The third question asks whether we have devoted our lives to children, fulfilling our covenantal obligation to pass on our Jewish values and dreams to the next generation. For those unable to have their own children, our tradition teaches that this duty can still be fulfilled by assisting the children of our community and beyond. Plant those seeds in the next generation. A Jew can never be oblivious to the need to pay attention to the future.
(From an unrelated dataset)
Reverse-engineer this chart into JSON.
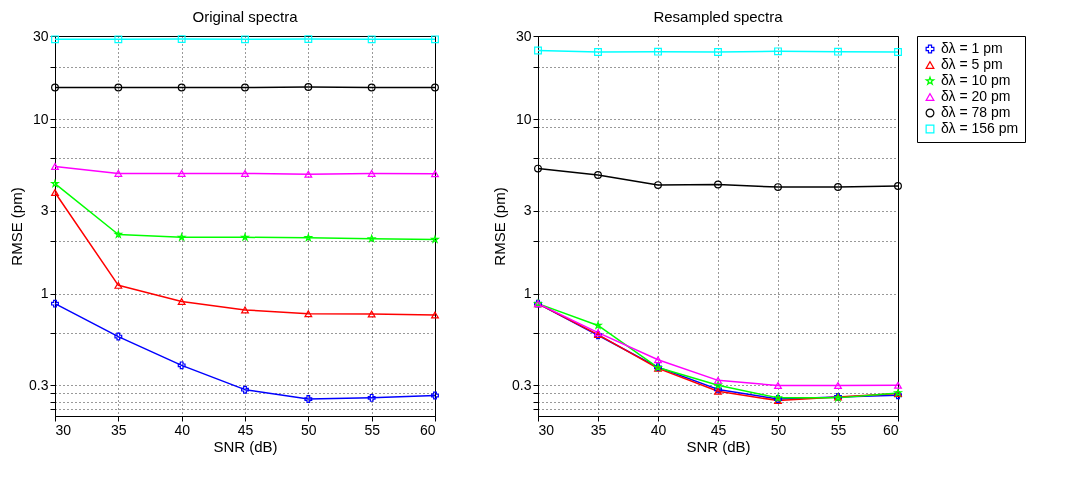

The fourth question challenges us in an extraordinary way, asking whether we worked and hoped for a better world than today’s world. In other words, a Jew is not allowed to stand aloof as the world bleeds. The world is fractured in so many ways and we must ask ourselves what we are doing to improve things. The threat of global terror, global warming, world hunger, crime on our streets, the struggle for Israel to survive, the challenge for freedom (the list goes on), is not “their” struggle, it is “our” struggle.
Rabbi Tarfon, of the 2nd century CE, taught: “It is not your obligation to complete the task of perfecting the world but neither are you free to desist from doing all you can.” We are also guided by Rabbi Hillel (1st century BCE), who wrote that the greatest principle of the Torah is “Love your neighbour as yourself” and Moses Maimonides (12th century): “The purpose of the laws of the Torah…is to bring mercy, loving-kindness and peace upon the world.”
I wish you all a good start to the new secular year 2018. May it be a time for growth, education, and goodness, the core of our Jewish commitments.